A diesel locomotive is a fairly efficient electricity generator.
Compared to what?
It could well be that the saving by using shore based power ws so small it was not worthwhile.
With Amtrak routinely trumpeting their "green" image it's odd to see them running parked locomotives simply because being less wasteful wasn't "worthwhile" enough for them to bother with. Here in San Antonio they plug in the ground based HEP but still leave the Texas Eagle locomotives running all night long anyway. That's around eight hours each night or almost 250 hours a month, or nearly 3,000 hours each year. Or a minimum of 60,000 hours during the lifespan of a locomotive. I wonder how many gallons of diesel it takes to keep a locomotive running for 60,000 hours or more. Oh well at least petroleum is still cheap right.
By the time you consider line losses between power plant and user using oil or gas to power a central generating plant, I would suspect that it would prove ridiculous.
To a man with only a hammer, every problem resembles a nail. To a railroad with nothing but diesel electric locomotives every problem just needs more diesel thrown at it. Which is fine when petroleum is cheap. When it becomes more expensive there's no easy way to mitigate the costs. Which is why rail shipment invoices now come with perpetual fuel surcharges.
Most people agree that nuclear is cheaper than coal or oil.
Cheap nuclear sounds great until you start researching the issue. Last I checked here in the US nothing is cheaper than using coal when deployed nationwide. If you add up the full costs of designing, building, fueling, maintaining, and decommissioning nuclear power plants, including the costs and liabilities born by the US taxpayer, the cost of nuclear is in reality surprisingly high. Modern nuclear power plants can easily reach tens of billions of dollars just to license and build. Not to mention that the fuel still needs to be mined, transported thousands of miles via specialized shipping, heavily refined and processed, constantly protected, carefully loaded, constantly monitored, even more carefully removed, slowly cooled in specialized pools, sealed in specialized caskets, transported thousands of additional miles to be stored away from natural resources, prying eyes, and terrorists for anywhere from thousands to millions of years.

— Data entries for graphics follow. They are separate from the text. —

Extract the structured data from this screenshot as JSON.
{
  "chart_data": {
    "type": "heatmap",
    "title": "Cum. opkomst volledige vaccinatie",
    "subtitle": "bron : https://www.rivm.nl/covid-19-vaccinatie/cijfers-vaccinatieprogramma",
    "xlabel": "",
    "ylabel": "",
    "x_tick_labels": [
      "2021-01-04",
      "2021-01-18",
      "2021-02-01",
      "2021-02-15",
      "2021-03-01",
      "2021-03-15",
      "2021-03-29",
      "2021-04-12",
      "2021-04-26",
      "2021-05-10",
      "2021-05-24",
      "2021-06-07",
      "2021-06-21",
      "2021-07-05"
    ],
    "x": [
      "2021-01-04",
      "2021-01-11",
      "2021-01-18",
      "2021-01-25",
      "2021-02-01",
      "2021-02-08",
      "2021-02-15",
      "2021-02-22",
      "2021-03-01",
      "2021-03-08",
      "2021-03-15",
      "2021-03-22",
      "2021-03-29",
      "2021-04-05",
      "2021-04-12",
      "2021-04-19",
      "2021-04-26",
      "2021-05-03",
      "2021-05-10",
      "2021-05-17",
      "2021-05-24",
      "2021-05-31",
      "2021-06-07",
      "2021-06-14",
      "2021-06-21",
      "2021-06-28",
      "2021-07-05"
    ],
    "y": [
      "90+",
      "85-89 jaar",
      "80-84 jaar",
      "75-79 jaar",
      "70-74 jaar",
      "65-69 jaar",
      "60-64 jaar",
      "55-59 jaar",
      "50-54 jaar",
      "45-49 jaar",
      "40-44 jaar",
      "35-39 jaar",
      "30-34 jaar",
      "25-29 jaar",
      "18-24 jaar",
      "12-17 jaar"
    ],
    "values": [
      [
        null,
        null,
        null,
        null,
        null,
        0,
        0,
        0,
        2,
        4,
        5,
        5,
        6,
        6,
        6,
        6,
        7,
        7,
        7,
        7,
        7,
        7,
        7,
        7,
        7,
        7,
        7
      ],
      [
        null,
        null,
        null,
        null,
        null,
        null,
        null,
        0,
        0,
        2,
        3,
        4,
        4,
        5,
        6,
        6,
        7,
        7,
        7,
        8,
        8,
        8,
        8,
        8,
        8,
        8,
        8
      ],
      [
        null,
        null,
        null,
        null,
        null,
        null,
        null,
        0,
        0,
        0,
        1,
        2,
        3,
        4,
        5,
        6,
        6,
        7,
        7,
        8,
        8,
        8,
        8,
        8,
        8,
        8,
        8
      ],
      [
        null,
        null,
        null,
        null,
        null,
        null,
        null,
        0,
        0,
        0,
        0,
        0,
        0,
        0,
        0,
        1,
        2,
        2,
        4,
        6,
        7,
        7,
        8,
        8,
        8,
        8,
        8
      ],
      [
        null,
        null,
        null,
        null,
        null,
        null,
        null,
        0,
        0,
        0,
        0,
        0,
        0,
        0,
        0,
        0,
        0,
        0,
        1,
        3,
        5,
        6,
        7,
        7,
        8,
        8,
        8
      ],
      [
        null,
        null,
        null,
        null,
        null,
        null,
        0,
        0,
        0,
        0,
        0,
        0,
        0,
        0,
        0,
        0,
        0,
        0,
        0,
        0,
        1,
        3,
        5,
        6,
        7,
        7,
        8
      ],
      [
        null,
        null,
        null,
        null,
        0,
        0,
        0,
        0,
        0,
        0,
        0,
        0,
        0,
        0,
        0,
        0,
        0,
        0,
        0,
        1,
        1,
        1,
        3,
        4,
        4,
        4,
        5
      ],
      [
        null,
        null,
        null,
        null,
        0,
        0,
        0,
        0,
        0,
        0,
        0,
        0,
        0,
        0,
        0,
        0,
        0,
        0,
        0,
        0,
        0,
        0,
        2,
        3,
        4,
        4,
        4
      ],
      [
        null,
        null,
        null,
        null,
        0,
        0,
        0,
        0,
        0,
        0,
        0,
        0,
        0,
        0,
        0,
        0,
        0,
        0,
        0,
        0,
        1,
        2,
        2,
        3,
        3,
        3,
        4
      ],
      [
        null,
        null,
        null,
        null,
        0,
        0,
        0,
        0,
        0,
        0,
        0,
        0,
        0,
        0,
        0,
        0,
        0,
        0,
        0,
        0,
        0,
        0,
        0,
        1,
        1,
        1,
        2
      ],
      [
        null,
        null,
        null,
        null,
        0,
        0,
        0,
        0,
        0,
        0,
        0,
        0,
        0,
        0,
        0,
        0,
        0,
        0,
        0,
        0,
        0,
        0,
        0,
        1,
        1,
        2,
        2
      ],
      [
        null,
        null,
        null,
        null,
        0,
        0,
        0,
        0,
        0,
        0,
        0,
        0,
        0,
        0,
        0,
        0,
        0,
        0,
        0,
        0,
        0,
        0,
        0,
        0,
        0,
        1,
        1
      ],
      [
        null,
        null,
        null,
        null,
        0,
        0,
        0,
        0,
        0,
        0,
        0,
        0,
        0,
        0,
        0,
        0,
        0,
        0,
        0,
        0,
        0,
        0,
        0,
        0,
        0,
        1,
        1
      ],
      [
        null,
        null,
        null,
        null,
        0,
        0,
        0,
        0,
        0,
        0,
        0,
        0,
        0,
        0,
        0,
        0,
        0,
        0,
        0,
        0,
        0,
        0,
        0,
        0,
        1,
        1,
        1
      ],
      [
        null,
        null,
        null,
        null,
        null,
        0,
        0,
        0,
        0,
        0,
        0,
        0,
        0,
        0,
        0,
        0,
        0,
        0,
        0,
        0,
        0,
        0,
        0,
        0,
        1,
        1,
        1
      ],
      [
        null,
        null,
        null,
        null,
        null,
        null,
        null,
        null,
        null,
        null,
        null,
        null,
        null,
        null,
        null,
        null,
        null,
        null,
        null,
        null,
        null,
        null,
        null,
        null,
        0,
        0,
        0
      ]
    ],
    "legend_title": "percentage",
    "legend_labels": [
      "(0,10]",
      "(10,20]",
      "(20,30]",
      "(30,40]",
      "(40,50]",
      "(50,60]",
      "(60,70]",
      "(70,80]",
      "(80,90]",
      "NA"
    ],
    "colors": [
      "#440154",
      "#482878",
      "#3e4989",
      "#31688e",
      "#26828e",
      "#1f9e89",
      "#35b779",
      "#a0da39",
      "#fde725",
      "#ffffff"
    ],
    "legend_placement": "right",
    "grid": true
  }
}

So far as I can tell the myth of cheap nuclear comes from a unique sequence of events whereby the original builders of the nuclear plants eventually succumbed to the debts incurred in building and maintaining their own plants. Other companies that did not build and were not liable for the debts were able to come in and buy the plants for pennies on the dollar. Thanks to agreements already in place from as early as the 1950's the US taxpayer remained on the hook for much of the legal liability and storage costs from plants built prior to the 1980's. As a result the new plant owners were able to leverage this rather unique situation into a great money making business. Unfortunately it only works for the middlemen. The original owners who built the plants got burned, just like the US taxpayer will eventually get burned as the first bills for decommissioning hundreds of plants and their fule for millions of years of highly secure storage must be paid. Good luck when that day comes.